Langkat, POSTKEADILAN — Sikap Kepala Desa Tanjung Lenggang, Kecamatan Bahorok, Kabupaten Langkat, menuai sorotan tajam. (11 Mei 2026 ).
Pasalnya, saat hendak dikonfirmasi oleh Tim Media Post Keadilan terkait dugaan kejanggalan Laporan Pertanggungjawaban (LPJ) serta pengelolaan dana desa dan BUMDes, Kades berinisial P justru diduga menghindar dan enggan memberikan klarifikasi.
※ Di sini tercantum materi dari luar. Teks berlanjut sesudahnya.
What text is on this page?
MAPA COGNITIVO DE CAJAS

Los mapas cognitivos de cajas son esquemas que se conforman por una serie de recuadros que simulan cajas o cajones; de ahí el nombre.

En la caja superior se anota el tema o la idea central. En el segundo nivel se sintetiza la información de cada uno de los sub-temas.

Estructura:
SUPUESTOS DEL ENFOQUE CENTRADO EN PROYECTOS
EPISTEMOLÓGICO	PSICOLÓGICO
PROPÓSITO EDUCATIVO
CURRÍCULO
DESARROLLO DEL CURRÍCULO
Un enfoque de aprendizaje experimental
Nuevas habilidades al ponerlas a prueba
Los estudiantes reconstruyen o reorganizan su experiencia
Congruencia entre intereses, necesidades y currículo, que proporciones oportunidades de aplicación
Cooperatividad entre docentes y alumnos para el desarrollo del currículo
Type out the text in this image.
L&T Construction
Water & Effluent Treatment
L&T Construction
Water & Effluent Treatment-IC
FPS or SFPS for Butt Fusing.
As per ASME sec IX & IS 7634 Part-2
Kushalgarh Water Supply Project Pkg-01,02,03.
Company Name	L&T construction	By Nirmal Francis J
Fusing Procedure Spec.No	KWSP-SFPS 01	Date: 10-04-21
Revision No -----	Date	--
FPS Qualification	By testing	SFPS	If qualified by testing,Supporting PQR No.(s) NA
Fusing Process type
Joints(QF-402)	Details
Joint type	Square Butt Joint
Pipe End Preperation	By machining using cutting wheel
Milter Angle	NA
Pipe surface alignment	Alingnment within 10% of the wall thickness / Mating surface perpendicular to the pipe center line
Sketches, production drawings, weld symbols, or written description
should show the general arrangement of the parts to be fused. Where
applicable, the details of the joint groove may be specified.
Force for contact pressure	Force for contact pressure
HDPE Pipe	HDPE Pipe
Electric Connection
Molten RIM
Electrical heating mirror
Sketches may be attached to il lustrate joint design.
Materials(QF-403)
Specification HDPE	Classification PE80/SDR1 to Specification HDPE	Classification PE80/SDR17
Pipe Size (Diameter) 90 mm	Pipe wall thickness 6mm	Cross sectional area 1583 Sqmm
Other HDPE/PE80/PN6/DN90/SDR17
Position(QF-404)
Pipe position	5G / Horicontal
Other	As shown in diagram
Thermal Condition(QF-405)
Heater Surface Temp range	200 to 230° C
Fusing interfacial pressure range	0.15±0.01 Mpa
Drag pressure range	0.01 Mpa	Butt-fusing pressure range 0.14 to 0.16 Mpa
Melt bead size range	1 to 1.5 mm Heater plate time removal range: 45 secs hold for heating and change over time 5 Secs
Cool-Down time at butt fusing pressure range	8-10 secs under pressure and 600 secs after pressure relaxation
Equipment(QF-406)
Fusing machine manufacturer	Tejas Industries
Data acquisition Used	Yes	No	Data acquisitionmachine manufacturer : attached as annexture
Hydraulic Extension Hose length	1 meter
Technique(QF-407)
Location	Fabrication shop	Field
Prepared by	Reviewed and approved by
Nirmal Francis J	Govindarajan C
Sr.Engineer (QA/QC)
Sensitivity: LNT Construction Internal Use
Kedatangan tim media ke desa tersebut berawal dari laporan masyarakat yang menyebut adanya dugaan penyimpangan anggaran, termasuk indikasi korupsi dana BUMDes. Warga juga mempertanyakan transparansi LPJ, pagu anggaran, hingga detail penyaluran dana yang dinilai tidak sesuai dengan kondisi di lapangan.
“Hasilnya tidak sesuai. Ada bangunan yang dilaporkan, tapi faktanya tidak ada. Banyak yang tidak benar,” ungkap salah satu narasumber yang meminta identitasnya dirahasiakan.
Tak hanya itu, warga juga menilai kepemimpinan Kades Tanjung Lenggang sarat dengan ketidakjujuran. “Kades itu banyak bohongnya,” ujar seorang warga secara tegas.
Beberapa hari setelah pengumpulan keterangan dari masyarakat, Tim Media Post Keadilan mencoba menghubungi langsung Kepala Desa untuk meminta klarifikasi, termasuk terkait persoalan surat keterangan tanah yang disebut tidak berlaku oleh pihak Kades.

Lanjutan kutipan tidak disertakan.